Enhanced Mode (Surge Virtual Network Interface, VIF)
Some applications may not follow the system proxy settings. Using the enhanced mode in Surge can ensure all applications are handled.
To accomplish this, Surge creates a virtual network interface (VIF) and registers it as the default route. All DNS queries are answered with a virtual IP in the 198.18.0.0/15 block.
It is important to note that the Surge VIF can only process TCP, UDP, and ICMP traffic. Therefore, only enable this feature when necessary. Additionally, it is not possible to proxy ICMP traffic, so the Surge VIF will return a response directly.
The enhanced mode is enabled by default on Surge for iOS, while on Surge for Mac, it must be manually started.
Starting from Surge Mac 5.8.0, enhanced mode is powered by Apple's Network Extension framework instead of the legacy utun driver. Existing configuration parameters such as vif-mode stay in the profile for backward compatibility but no longer affect the runtime behavior.
Surge VM Gateway
UDP Fast Path Mac 6.4.0+
When Surge Mac operates in Gateway VM mode, devices that create thousands of short-lived UDP flows (such as P2P downloaders or online games) can exhaust the standard layer-4 proxy engine.
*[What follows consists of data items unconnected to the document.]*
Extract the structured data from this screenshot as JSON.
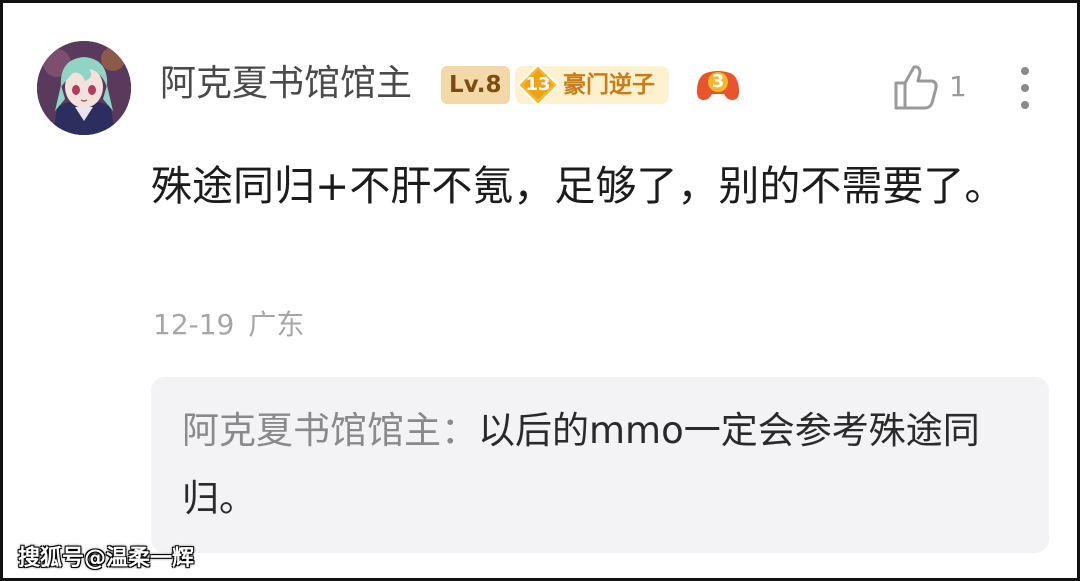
{
  "comment": {
    "username": "阿克夏书馆馆主",
    "level_badge": "Lv.8",
    "title_badge_level": "13",
    "title_badge_text": "豪门逆子",
    "game_badge_number": "3",
    "like_count": "1",
    "text": "殊途同归+不肝不氪，足够了，别的不需要了。",
    "date": "12-19",
    "location": "广东"
  },
  "reply": {
    "author": "阿克夏书馆馆主：",
    "text": "以后的mmo一定会参考殊途同归。"
  },
  "watermark": "搜狐号@温柔一辉",
  "colors": {
    "level_badge_bg": "#f4d9a8",
    "title_badge_bg": "#fdf1d0",
    "title_badge_text": "#c97c14",
    "game_badge": "#e8542b",
    "reply_bg": "#f3f3f5"
  },
  "icons": {
    "avatar": "anime-character-avatar",
    "like": "thumbs-up-icon",
    "more": "vertical-ellipsis-icon",
    "title_badge": "diamond-level-icon",
    "game_badge": "gamepad-icon"
  }
}
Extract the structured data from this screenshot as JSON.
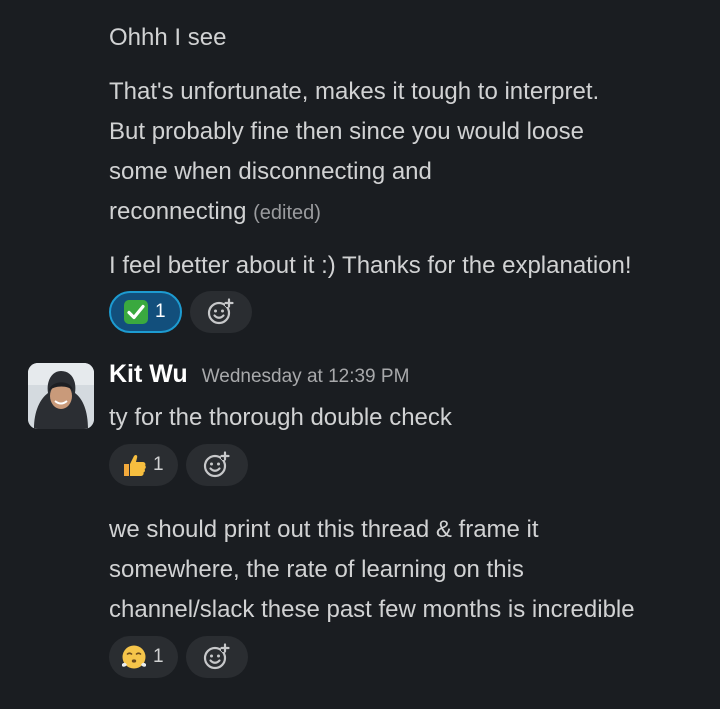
{
  "messages": {
    "m1": {
      "text": "Ohhh I see"
    },
    "m2": {
      "text": "That's unfortunate, makes it tough to interpret.\nBut probably fine then since you would loose\nsome when disconnecting and\nreconnecting",
      "edited_label": "(edited)"
    },
    "m3": {
      "text": "I feel better about it :) Thanks for the explanation!",
      "reaction": {
        "emoji": "check-mark",
        "count": "1"
      }
    },
    "m4": {
      "author": "Kit Wu",
      "timestamp": "Wednesday at 12:39 PM",
      "text": "ty for the thorough double check",
      "reaction": {
        "emoji": "thumbs-up",
        "count": "1"
      }
    },
    "m5": {
      "text": "we should print out this thread & frame it\nsomewhere, the rate of learning on this\nchannel/slack these past few months is incredible",
      "reaction": {
        "emoji": "face-with-steam",
        "count": "1"
      }
    }
  },
  "colors": {
    "background": "#1a1d21",
    "text": "#d1d2d3",
    "active_reaction_bg": "#124f7c",
    "active_reaction_border": "#1d9bd1"
  }
}
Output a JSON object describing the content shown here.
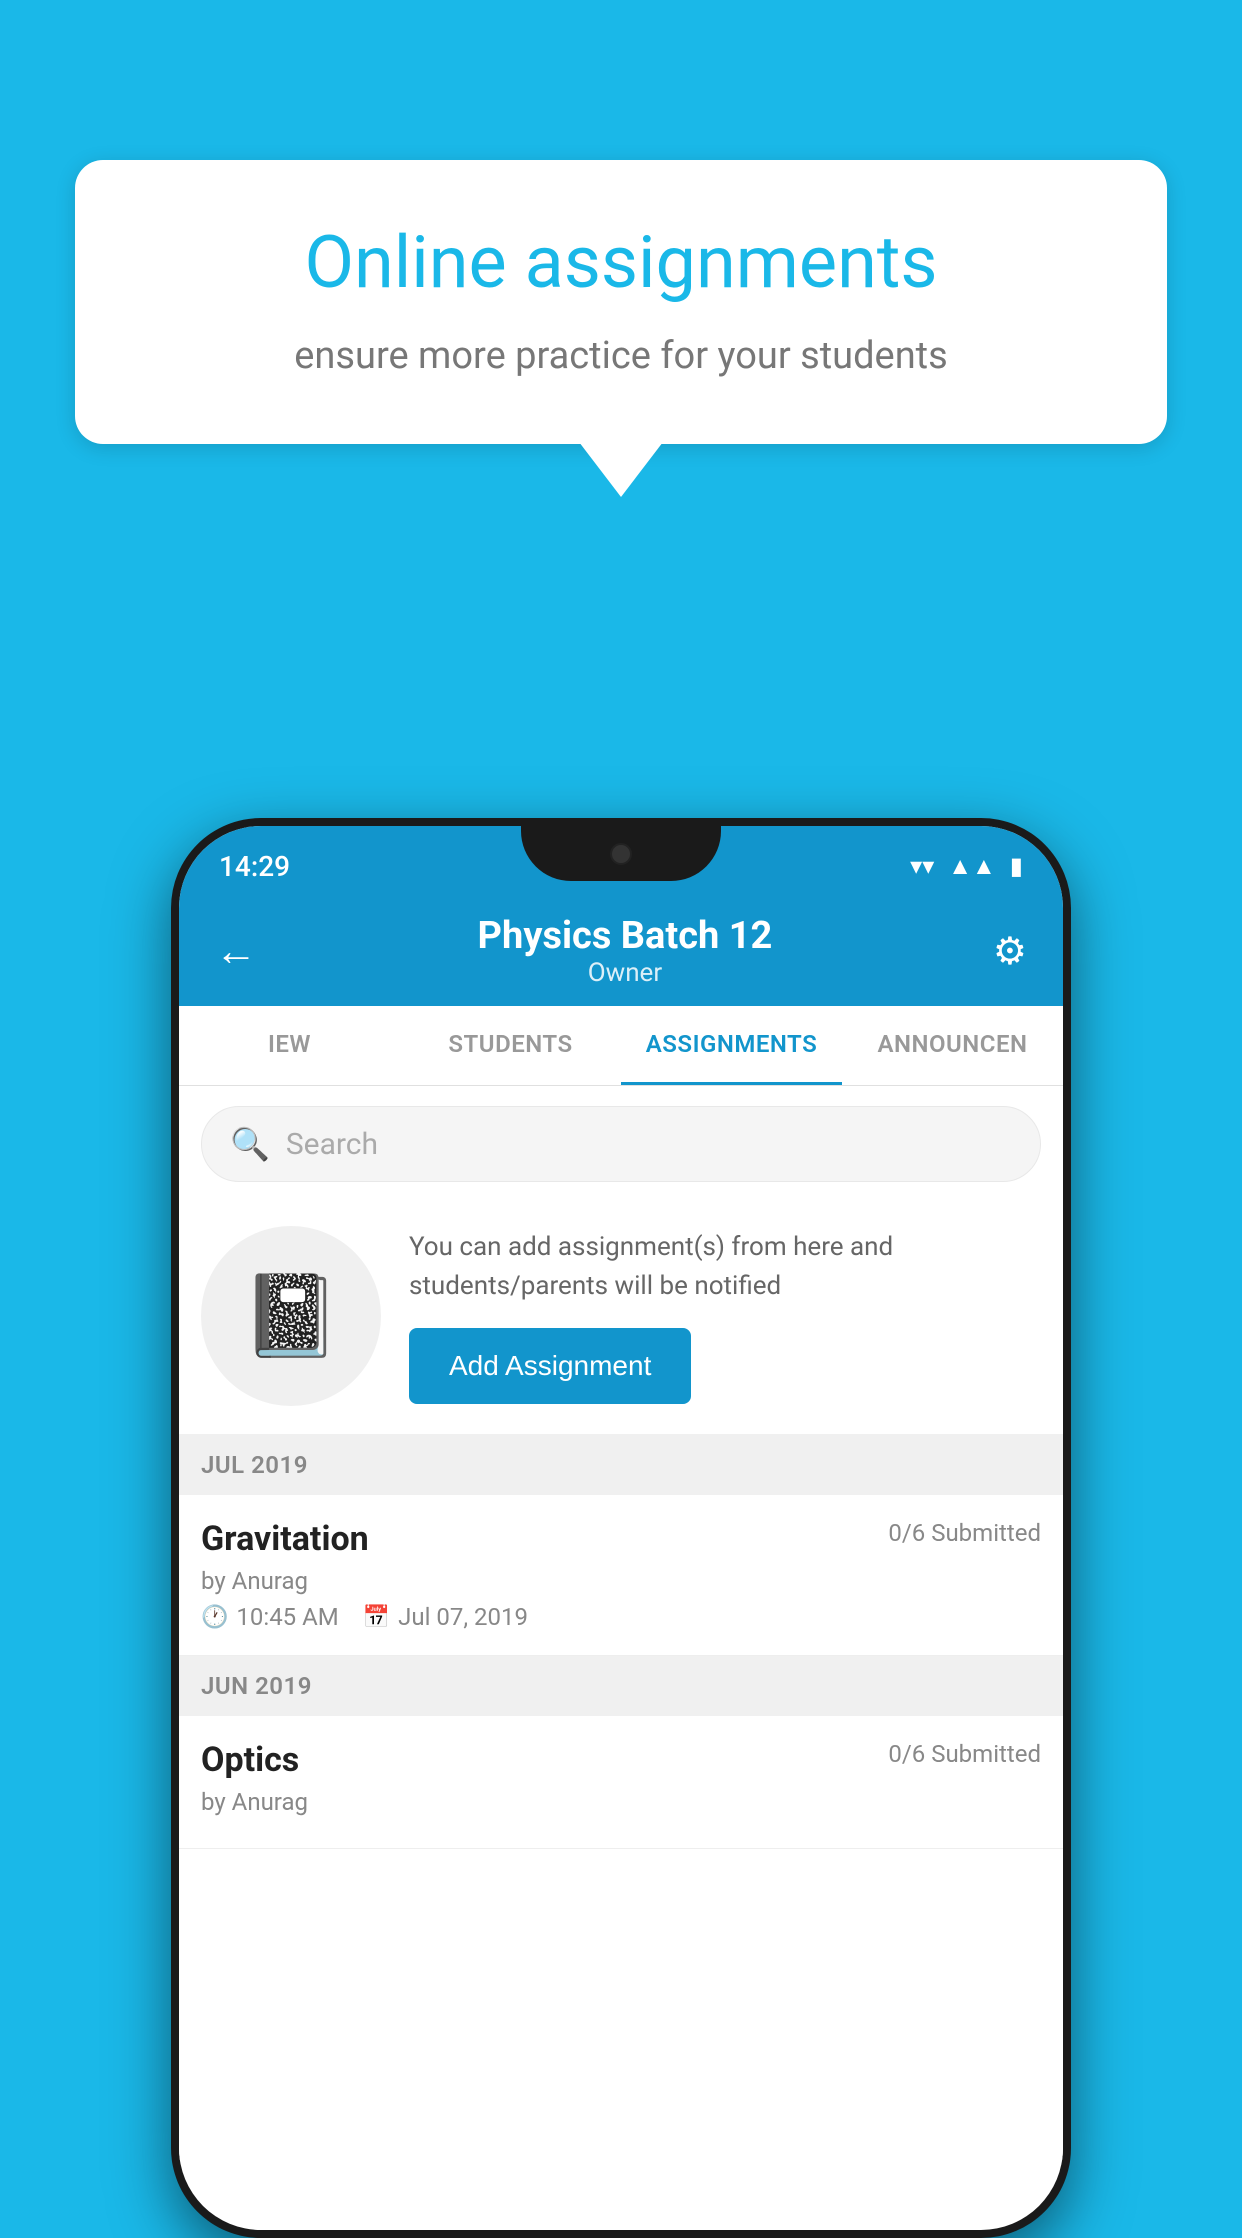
{
  "background_color": "#1ab8e8",
  "speech_bubble": {
    "title": "Online assignments",
    "subtitle": "ensure more practice for your students"
  },
  "status_bar": {
    "time": "14:29",
    "wifi_icon": "wifi",
    "signal_icon": "signal",
    "battery_icon": "battery"
  },
  "header": {
    "title": "Physics Batch 12",
    "subtitle": "Owner",
    "back_label": "←",
    "gear_label": "⚙"
  },
  "tabs": [
    {
      "label": "IEW",
      "active": false
    },
    {
      "label": "STUDENTS",
      "active": false
    },
    {
      "label": "ASSIGNMENTS",
      "active": true
    },
    {
      "label": "ANNOUNCEN",
      "active": false
    }
  ],
  "search": {
    "placeholder": "Search",
    "icon": "🔍"
  },
  "add_assignment": {
    "description": "You can add assignment(s) from here and students/parents will be notified",
    "button_label": "Add Assignment",
    "icon": "📓"
  },
  "sections": [
    {
      "header": "JUL 2019",
      "items": [
        {
          "name": "Gravitation",
          "submitted": "0/6 Submitted",
          "by": "by Anurag",
          "time": "10:45 AM",
          "date": "Jul 07, 2019"
        }
      ]
    },
    {
      "header": "JUN 2019",
      "items": [
        {
          "name": "Optics",
          "submitted": "0/6 Submitted",
          "by": "by Anurag",
          "time": "",
          "date": ""
        }
      ]
    }
  ]
}
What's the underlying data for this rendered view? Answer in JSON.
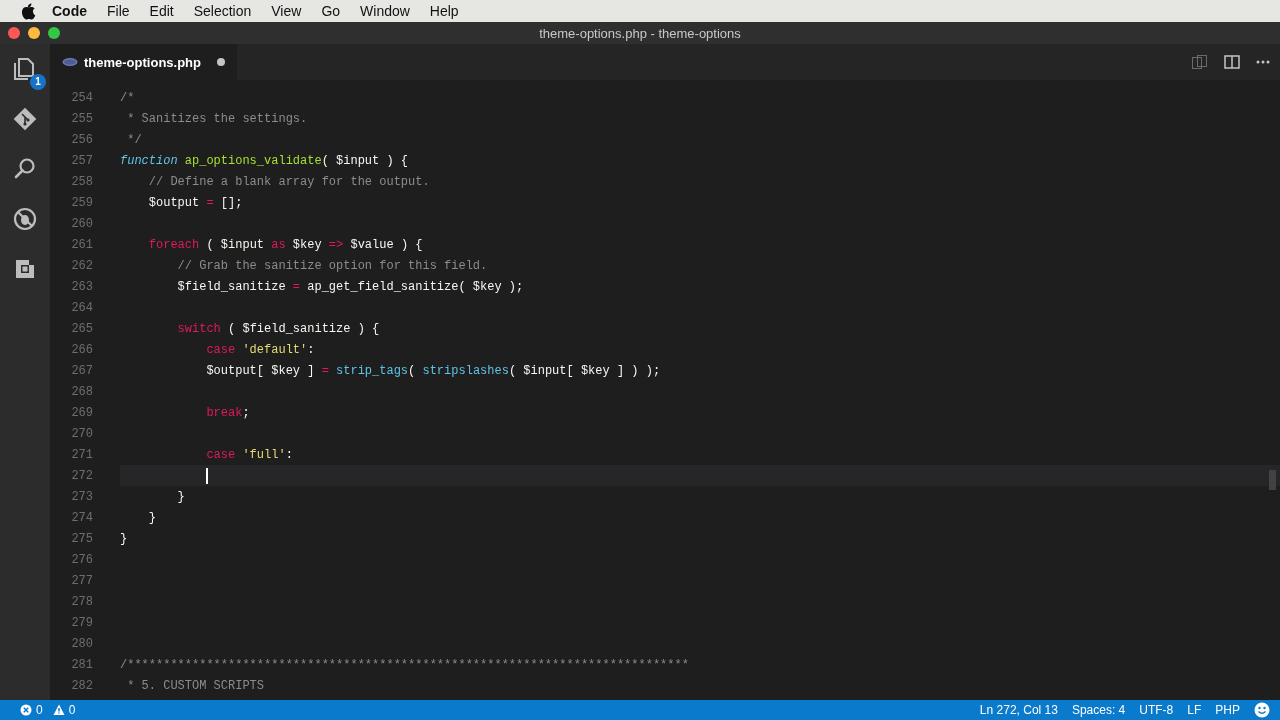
{
  "menu_bar": {
    "items": [
      {
        "label": "Code",
        "kind": "app"
      },
      {
        "label": "File",
        "kind": "menu"
      },
      {
        "label": "Edit",
        "kind": "menu"
      },
      {
        "label": "Selection",
        "kind": "menu"
      },
      {
        "label": "View",
        "kind": "menu"
      },
      {
        "label": "Go",
        "kind": "menu"
      },
      {
        "label": "Window",
        "kind": "menu"
      },
      {
        "label": "Help",
        "kind": "menu"
      }
    ]
  },
  "window": {
    "title": "theme-options.php - theme-options"
  },
  "activity_bar": {
    "items": [
      {
        "kind": "explorer",
        "badge": "1"
      },
      {
        "kind": "git"
      },
      {
        "kind": "search"
      },
      {
        "kind": "debug"
      },
      {
        "kind": "extensions"
      }
    ]
  },
  "tabs": [
    {
      "label": "theme-options.php",
      "selected": true,
      "modified": true
    }
  ],
  "editor": {
    "lines": [
      {
        "number": "254",
        "current": false,
        "tokens": [
          {
            "text": "/*",
            "kind": "comment"
          }
        ]
      },
      {
        "number": "255",
        "current": false,
        "tokens": [
          {
            "text": " * Sanitizes the settings.",
            "kind": "comment"
          }
        ]
      },
      {
        "number": "256",
        "current": false,
        "tokens": [
          {
            "text": " */",
            "kind": "comment"
          }
        ]
      },
      {
        "number": "257",
        "current": false,
        "tokens": [
          {
            "text": "function",
            "kind": "storage"
          },
          {
            "text": " ap_options_validate",
            "kind": "entity"
          },
          {
            "text": "( $input ) {",
            "kind": "plain"
          }
        ]
      },
      {
        "number": "258",
        "current": false,
        "tokens": [
          {
            "text": "    // Define a blank array for the output.",
            "kind": "comment"
          }
        ]
      },
      {
        "number": "259",
        "current": false,
        "tokens": [
          {
            "text": "    $output ",
            "kind": "plain"
          },
          {
            "text": "=",
            "kind": "operator"
          },
          {
            "text": " [];",
            "kind": "plain"
          }
        ]
      },
      {
        "number": "260",
        "current": false
      },
      {
        "number": "261",
        "current": false,
        "tokens": [
          {
            "text": "    foreach",
            "kind": "keyword"
          },
          {
            "text": " ( $input ",
            "kind": "plain"
          },
          {
            "text": "as",
            "kind": "keyword"
          },
          {
            "text": " $key ",
            "kind": "plain"
          },
          {
            "text": "=>",
            "kind": "operator"
          },
          {
            "text": " $value ) {",
            "kind": "plain"
          }
        ]
      },
      {
        "number": "262",
        "current": false,
        "tokens": [
          {
            "text": "        // Grab the sanitize option for this field.",
            "kind": "comment"
          }
        ]
      },
      {
        "number": "263",
        "current": false,
        "tokens": [
          {
            "text": "        $field_sanitize ",
            "kind": "plain"
          },
          {
            "text": "=",
            "kind": "operator"
          },
          {
            "text": " ap_get_field_sanitize( $key );",
            "kind": "plain"
          }
        ]
      },
      {
        "number": "264",
        "current": false
      },
      {
        "number": "265",
        "current": false,
        "tokens": [
          {
            "text": "        switch",
            "kind": "keyword"
          },
          {
            "text": " ( $field_sanitize ) {",
            "kind": "plain"
          }
        ]
      },
      {
        "number": "266",
        "current": false,
        "tokens": [
          {
            "text": "            case",
            "kind": "keyword"
          },
          {
            "text": " 'default'",
            "kind": "string"
          },
          {
            "text": ":",
            "kind": "plain"
          }
        ]
      },
      {
        "number": "267",
        "current": false,
        "tokens": [
          {
            "text": "            $output[ $key ] ",
            "kind": "plain"
          },
          {
            "text": "=",
            "kind": "operator"
          },
          {
            "text": " strip_tags",
            "kind": "support"
          },
          {
            "text": "( ",
            "kind": "plain"
          },
          {
            "text": "stripslashes",
            "kind": "support"
          },
          {
            "text": "( $input[ $key ] ) );",
            "kind": "plain"
          }
        ]
      },
      {
        "number": "268",
        "current": false
      },
      {
        "number": "269",
        "current": false,
        "tokens": [
          {
            "text": "            break",
            "kind": "keyword"
          },
          {
            "text": ";",
            "kind": "plain"
          }
        ]
      },
      {
        "number": "270",
        "current": false
      },
      {
        "number": "271",
        "current": false,
        "tokens": [
          {
            "text": "            case",
            "kind": "keyword"
          },
          {
            "text": " 'full'",
            "kind": "string"
          },
          {
            "text": ":",
            "kind": "plain"
          }
        ]
      },
      {
        "number": "272",
        "current": true
      },
      {
        "number": "273",
        "current": false,
        "tokens": [
          {
            "text": "        }",
            "kind": "plain"
          }
        ]
      },
      {
        "number": "274",
        "current": false,
        "tokens": [
          {
            "text": "    }",
            "kind": "plain"
          }
        ]
      },
      {
        "number": "275",
        "current": false,
        "tokens": [
          {
            "text": "}",
            "kind": "plain"
          }
        ]
      },
      {
        "number": "276",
        "current": false
      },
      {
        "number": "277",
        "current": false
      },
      {
        "number": "278",
        "current": false
      },
      {
        "number": "279",
        "current": false
      },
      {
        "number": "280",
        "current": false
      },
      {
        "number": "281",
        "current": false,
        "tokens": [
          {
            "text": "/******************************************************************************",
            "kind": "comment"
          }
        ]
      },
      {
        "number": "282",
        "current": false,
        "tokens": [
          {
            "text": " * 5. CUSTOM SCRIPTS",
            "kind": "comment"
          }
        ]
      }
    ]
  },
  "status_bar": {
    "errors": "0",
    "warnings": "0",
    "items": [
      "Ln 272, Col 13",
      "Spaces: 4",
      "UTF-8",
      "LF",
      "PHP"
    ]
  }
}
The UDP Fast Path feature automatically downgrades those high-connection clients to a lightweight L3 forwarding mode whenever they exceed the threshold (10 connections within 1 second or 30 within 10 seconds).
- Packets forwarded via the fast path bypass the proxy engine entirely and therefore cannot be matched by rules or MITM.
- Destination ports below 1024 stay in normal mode to preserve compatibility with common services.
- You can toggle the fast path for each client device from the Dashboard/Device list if you need to pin a client to either behavior.